Components and Description¶
Monitoring will be web based. The top web page will give overall
status information and links to components pages like batch, data
handling, mass storage, etc. Each component page will have status
and history information as needed.
Core of the monitoring will be an rrd based collector. Updating
and administration will be done via the web. Variables that are
monitored are stored in 5 minute intervals for 1 months (10,000
entries) and then at lower resolution.
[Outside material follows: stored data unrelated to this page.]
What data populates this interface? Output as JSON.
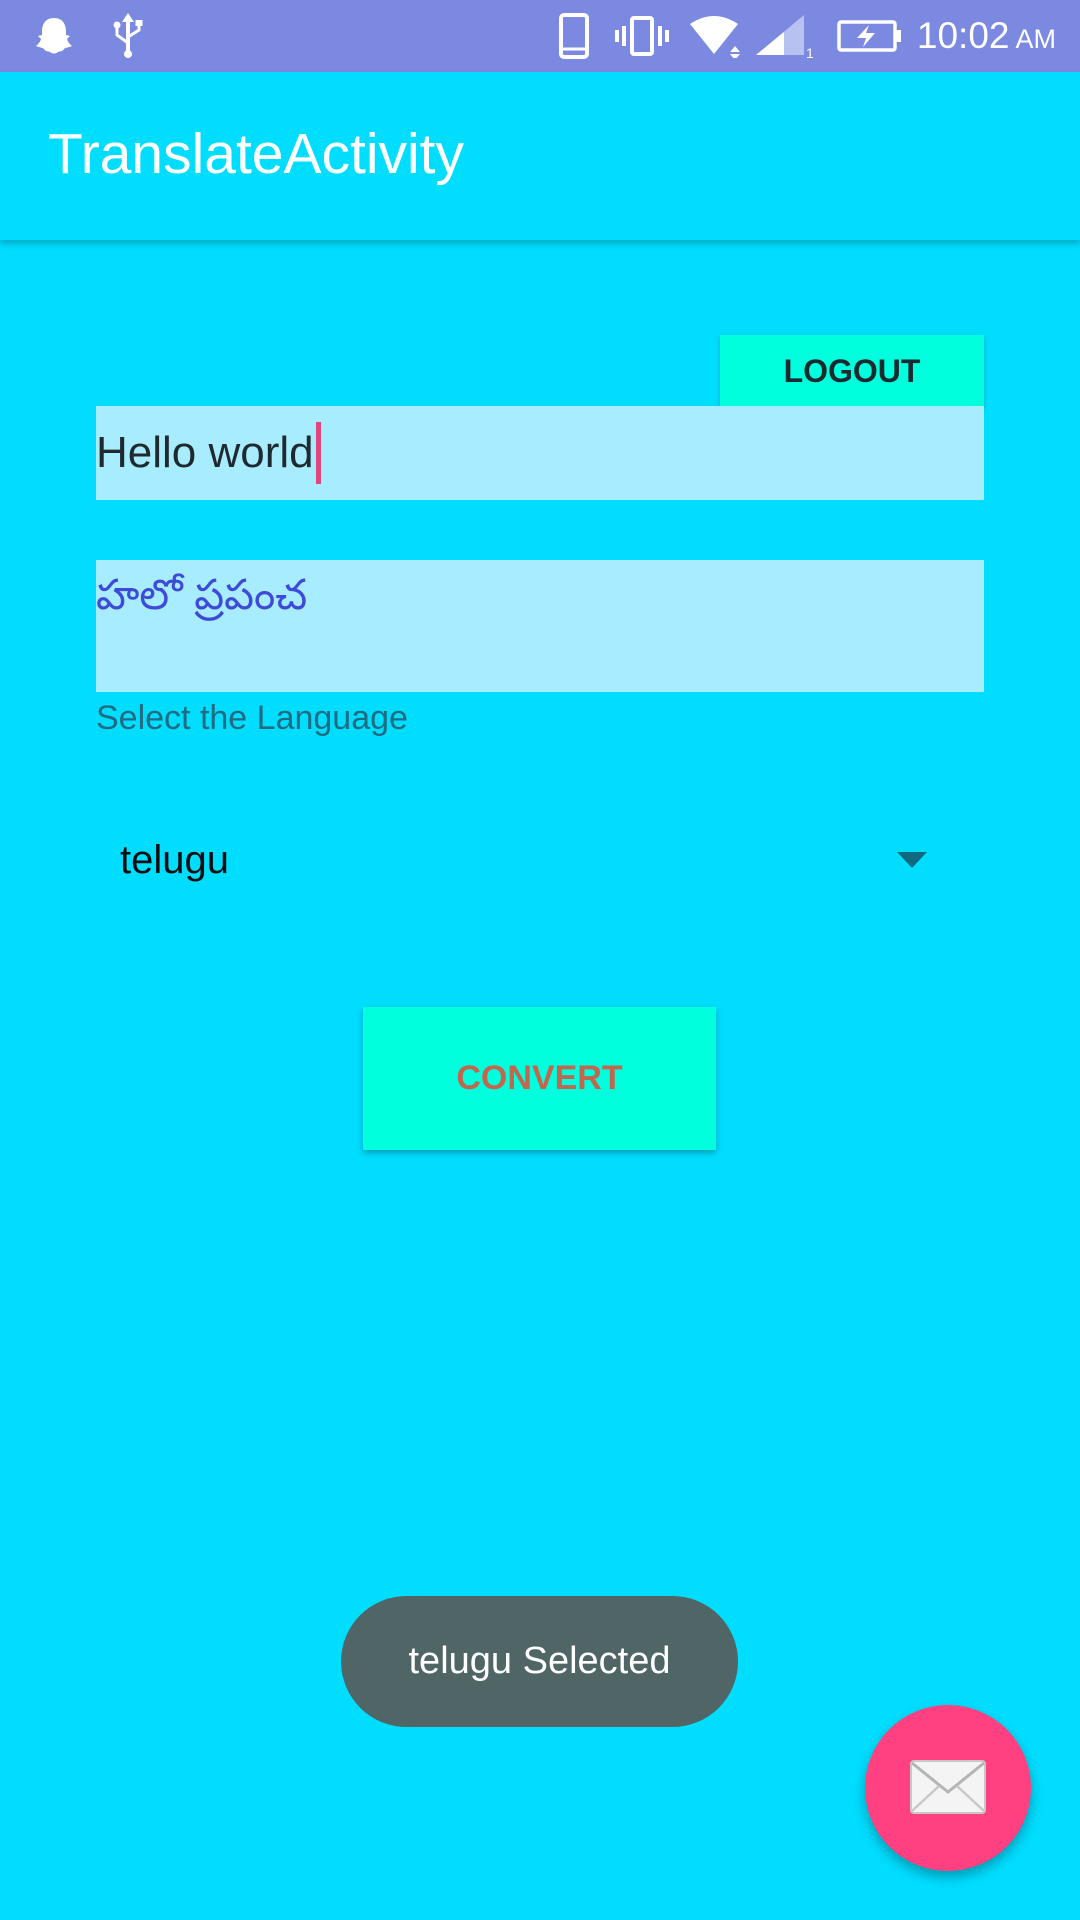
{
  "status_bar": {
    "time": "10:02",
    "ampm": "AM",
    "background_color": "#7B89E0",
    "left_icons": [
      "snapchat-ghost-icon",
      "usb-icon"
    ],
    "right_icons": [
      "phone-icon",
      "vibrate-icon",
      "wifi-icon",
      "signal-icon",
      "battery-charging-icon"
    ],
    "signal_sim": "1"
  },
  "app_bar": {
    "title": "TranslateActivity"
  },
  "logout_button": {
    "label": "LOGOUT"
  },
  "input_field": {
    "value": "Hello world"
  },
  "output_field": {
    "value": "హలో ప్రపంచ"
  },
  "language_label": "Select the Language",
  "language_spinner": {
    "selected": "telugu"
  },
  "convert_button": {
    "label": "CONVERT"
  },
  "toast": {
    "text": "telugu Selected"
  },
  "fab": {
    "icon": "envelope-icon"
  },
  "colors": {
    "background": "#00DDFF",
    "field_background": "#A8ECFF",
    "button_background": "#00FFDD",
    "convert_text": "#C2674E",
    "accent": "#FF4081",
    "translated_text": "#3E4BD8",
    "toast_background": "#4F6566"
  }
}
Issues to look into are:
- authentication/authorisation: We need some simple authentication
for write access and mechanism to authorise updating/reporting
of variable values and to delegate administration to parts of
the variable tree.
- admin delegation: What level of granularity do we need?
- variable tree layout: The top part of the variable tree we
should design well and leave the lower parts to each group.
- display of graph: For debugging and navigation we need a
browser for the variable tree.
- JSON interface: In order to use Google graphs to plot the
variables we need a JSON interface to the rrd files.
- alarming: We need the ability to register alarms and notifications.
Individual variables over threshold, sum of variables or
multiple variables over threshold; email and paging;
- scale testing: We will have O(10^5) worker nodes or jobs running
and may get updates from as many sources every 5 minutes. The
current prototype is CGI based with an Apache web server. We need
to scale test this works.
Web Pages and Scripts¶
The user will see web pages, some static but most automatically
generated (periodically or on demand). Static web pages and scripts
will be a separate from the rrd-collector. The web pages will provide
status information and include or link to the rrd-based history and
- CAFmon guided: The CDF CAFmon satisfies the monitoring needs of
users quite well. We should use it to guide un in the design of
the web pages for IF but with the vision to include data handling,
disk cache, mass storage and job execution status information.
- use of client API: The scripts should use condor client calls
and not parse log files of condor daemons, etc. for status
- Google graphs: We prefer the more interactive Google graphs over
static JPG/PNG images to view history information.
Batch Info Provider¶
The plan is to keep all scripts/programs that gather information from
the batch system and provide updates to the rrd collector together in
one place outside the rrd collector itself.
Data Handling Info Provider¶
We need scripts/programs to gather data handling information and fill
the rrd collector.
Job Execution Info Provider¶
We need scripts/programs to gather job execution information and fill
the rrd collector.